Akhir-akhir ini, negara kita dihadapkan dengan banyak persoalan seputar kebutuhan pokok masyakarat. Dari mulai kelangkaan dan kenaikan harga minyak goreng, naiknya harga kacang kedelai yang membuat pengusaha tahu dan tempe berhenti produksi, harga cabai, gas dan juga daging sapi naik, dan sekarang gula hilang di pasaran.
Kelangkaan minyak belum juga tertangani dengan tuntas. Pemerintah malah menyikapinya dengan sidak ke pasar-pasar tradisional. Hasilnya, saat sidak seolah tersedia, namun setelah sidak suplainya menjadi langka lagi.
Penyikapan kelangkaan pangan oleh pemerintah sangat tidak kompeten. Bukan alih-alih mengurai benang kusut rantai suplai dan distribusi malah memilih kebijakan pencitraan mendatangi pasar-pasar dengan membawa sejumlah awak media. Apalagi ada pernyataan dari Kemendag bahwa kelangkaan minyak akibat penimbunan oleh masyarakat. Bagaimana mungkin masyarakat menimbun sementara kemampuan daya beli mereka sedang rendah? Di sisi pengeluaran, komponen terbesar (konsumsi rumahtangga) hanya tumbuh 2,02% sepanjang tahun 2021. Ini bukti rendahnya perbaikan daya beli masyarakat.
Pernyataan tersebut memberikan kesan bahwa pemerintah tidak memahami antara menimbun yang biasanya dilakukan untuk mendapatkan keuntungan sebesar-besarnya dengan stok/persediaan untuk konsumsi.
Sekarang giliran gula yang hilang dipasaran. Ini akan menjadi masalah serius di masyarakat. Terutama pelaku ekonomi mikro kecil pasti akan sangat menderita.
Khusus gula pada bulan Januari lalu sudah diprediksi defisit dari jumlah kebutuhan yang diproyeksikan akan meningkat hingga 7,13 juta ton sedangkan rata-rata kemampuan produksi perusahaan gula BUMN hanya berkisar di 2,2 juta ton per tahun.
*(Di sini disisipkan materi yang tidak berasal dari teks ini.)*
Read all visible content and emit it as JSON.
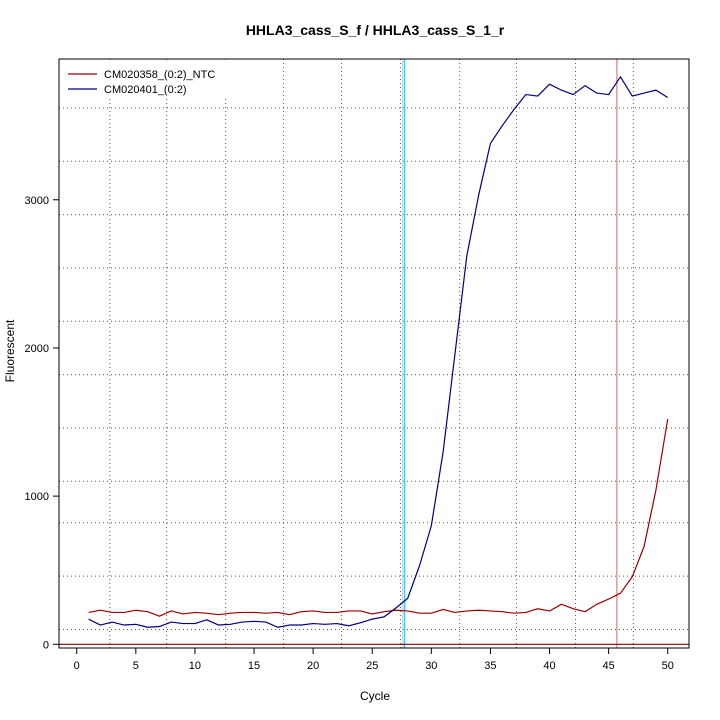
{
  "chart_data": {
    "type": "line",
    "title": "HHLA3_cass_S_f / HHLA3_cass_S_1_r",
    "xlabel": "Cycle",
    "ylabel": "Fluorescent",
    "xlim": [
      -1.5,
      51.8
    ],
    "ylim": [
      -25,
      3950
    ],
    "x_ticks": [
      0,
      5,
      10,
      15,
      20,
      25,
      30,
      35,
      40,
      45,
      50
    ],
    "x_tick_labels": [
      "0",
      "5",
      "10",
      "15",
      "20",
      "25",
      "30",
      "35",
      "40",
      "45",
      "50"
    ],
    "y_ticks": [
      0,
      1000,
      2000,
      3000
    ],
    "y_tick_labels": [
      "0",
      "1000",
      "2000",
      "3000"
    ],
    "grid": true,
    "grid_x": [
      2.8,
      7.6,
      12.6,
      17.5,
      22.4,
      27.4,
      32.4,
      37.2,
      42.2,
      47.1
    ],
    "grid_y": [
      100,
      460,
      820,
      1100,
      1460,
      1820,
      2180,
      2540,
      2900,
      3260,
      3620
    ],
    "legend": {
      "position": "top-left"
    },
    "vlines": [
      {
        "x": 27.6,
        "color": "#87CEEB"
      },
      {
        "x": 27.75,
        "color": "#00BFFF"
      },
      {
        "x": 45.7,
        "color": "#E06060"
      }
    ],
    "hlines": [
      {
        "y": 0,
        "color": "#8B0000"
      }
    ],
    "x": [
      1,
      2,
      3,
      4,
      5,
      6,
      7,
      8,
      9,
      10,
      11,
      12,
      13,
      14,
      15,
      16,
      17,
      18,
      19,
      20,
      21,
      22,
      23,
      24,
      25,
      26,
      27,
      28,
      29,
      30,
      31,
      32,
      33,
      34,
      35,
      36,
      37,
      38,
      39,
      40,
      41,
      42,
      43,
      44,
      45,
      46,
      47,
      48,
      49,
      50
    ],
    "series": [
      {
        "name": "CM020358_(0:2)_NTC",
        "color": "#990000",
        "values": [
          215,
          230,
          215,
          215,
          230,
          220,
          190,
          225,
          205,
          215,
          210,
          200,
          210,
          215,
          215,
          210,
          215,
          200,
          220,
          225,
          215,
          215,
          225,
          225,
          205,
          220,
          230,
          225,
          210,
          210,
          235,
          215,
          225,
          230,
          225,
          220,
          210,
          215,
          240,
          225,
          270,
          240,
          220,
          270,
          305,
          345,
          455,
          660,
          1040,
          1520
        ]
      },
      {
        "name": "CM020401_(0:2)",
        "color": "#000080",
        "values": [
          170,
          130,
          150,
          130,
          135,
          115,
          120,
          150,
          140,
          140,
          165,
          130,
          135,
          150,
          155,
          150,
          115,
          130,
          130,
          140,
          135,
          140,
          125,
          145,
          170,
          185,
          245,
          310,
          530,
          800,
          1300,
          1960,
          2620,
          3030,
          3380,
          3500,
          3610,
          3710,
          3700,
          3780,
          3740,
          3710,
          3770,
          3720,
          3710,
          3830,
          3700,
          3720,
          3740,
          3690
        ]
      }
    ]
  }
}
Dan hal ini juga yang mendorong kebijakan untuk menghadirkan investor swasta (asing) yang menguasai sekitar 49% saham. Semestinya langkah yang diambil ini bisa berdampak kepada kestabilan ketersediaan gula pasir. Tapi ternyata kelangkaan gula pasir bisa terjadi saat ini.
Kenapa kenaikan dan kelangkaan barang-barang pokok ini terjadi secara bergiliran? Seperti sebuah urutan dalam timeline tertentu. Ini menjadi sebuah pertanyaan besar. Jika permasalahannya hanya di masalah teknis tentu masalah ini tidak akan berlarut-larut.
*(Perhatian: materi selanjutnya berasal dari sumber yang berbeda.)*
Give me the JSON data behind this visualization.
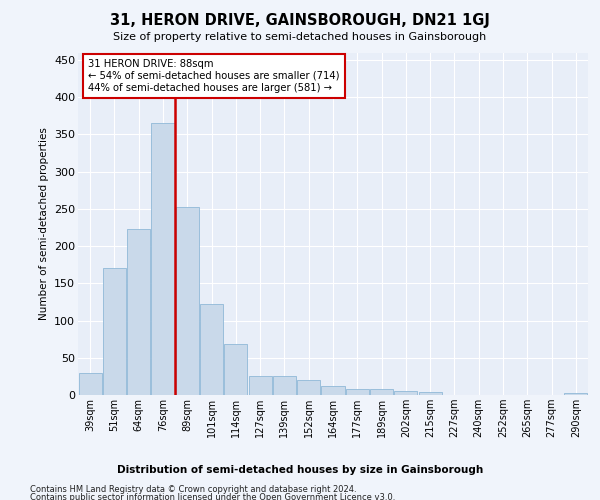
{
  "title": "31, HERON DRIVE, GAINSBOROUGH, DN21 1GJ",
  "subtitle": "Size of property relative to semi-detached houses in Gainsborough",
  "xlabel": "Distribution of semi-detached houses by size in Gainsborough",
  "ylabel": "Number of semi-detached properties",
  "property_label": "31 HERON DRIVE: 88sqm",
  "pct_smaller": 54,
  "count_smaller": 714,
  "pct_larger": 44,
  "count_larger": 581,
  "bar_color": "#c9d9ea",
  "bar_edge_color": "#90b8d8",
  "vline_color": "#cc0000",
  "annotation_box_color": "#cc0000",
  "categories": [
    "39sqm",
    "51sqm",
    "64sqm",
    "76sqm",
    "89sqm",
    "101sqm",
    "114sqm",
    "127sqm",
    "139sqm",
    "152sqm",
    "164sqm",
    "177sqm",
    "189sqm",
    "202sqm",
    "215sqm",
    "227sqm",
    "240sqm",
    "252sqm",
    "265sqm",
    "277sqm",
    "290sqm"
  ],
  "values": [
    30,
    170,
    223,
    365,
    252,
    122,
    68,
    25,
    25,
    20,
    12,
    8,
    8,
    5,
    4,
    0,
    0,
    0,
    0,
    0,
    3
  ],
  "ylim": [
    0,
    460
  ],
  "yticks": [
    0,
    50,
    100,
    150,
    200,
    250,
    300,
    350,
    400,
    450
  ],
  "vline_x": 3.5,
  "footer1": "Contains HM Land Registry data © Crown copyright and database right 2024.",
  "footer2": "Contains public sector information licensed under the Open Government Licence v3.0.",
  "bg_color": "#f0f4fb",
  "plot_bg_color": "#e8eef8"
}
Sekali lagi, ini menunjukan langkah pemerintah mengatasi persoalan kelangkaan pangan ini belum memadai dan terkesan tidak kompeten. Belum ada langkah terkoordinasi lintas kementerian/lembaga dan otoritas untuk memastikan bahwa di Bulan Ramadhan nanti, masyarakat tidak mengalami kelangkaan seperti pada bulan Februari dan Maret ini.
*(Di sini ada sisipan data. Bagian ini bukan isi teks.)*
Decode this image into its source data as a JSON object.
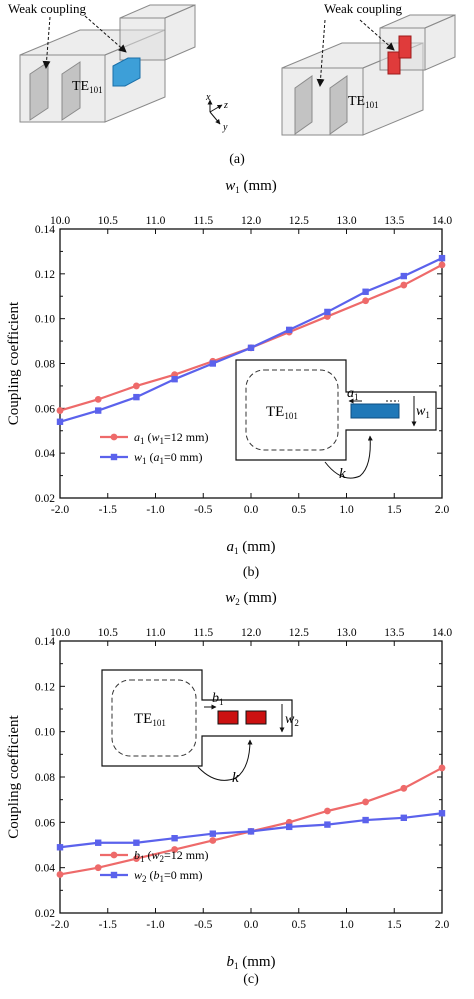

Pemerintah terkesan tidak berdaya menghadapi para produsen bahan pokok dan terkesan malah menyalahkan publik. Sungguh ironi. Kelangkaan-kelangkaan barang-barang pokok ini mungkin akan memberikan insentif untuk pemerintah melakukan impor.
Masalahnya impor menjadi sesuatu yang merugikan neraca perdagangan Indonesia yang saat ini tengah negatif dan patut diingat bahwa konflik dunia yang memanas Ukraina-Rusia menyebabkan mengimpor lebih mahal daripada mengoptimalkan dari sumber dalam negeri sendiri.
Pemerintah perlu terobosan atas kelangkaan pangan. Penyikapan saat ini terkesan tidak kompeten. Salah satu saran untuk menyikapi kelangkaan pangan adalah pemerintah membentuk desk mafia penimbunan pangan sebagaimana pembentukan desk BLBI.
Desk tersebut harus lintas kementerian dan lintas aparat keamanan, disamping juga menghapuskan kebijakan pemerintah sendiri yang membuat distorsi harga seperti penetapan batas HET Permendag, yang terbukti menyebabkan bahan pokok menjadi langka.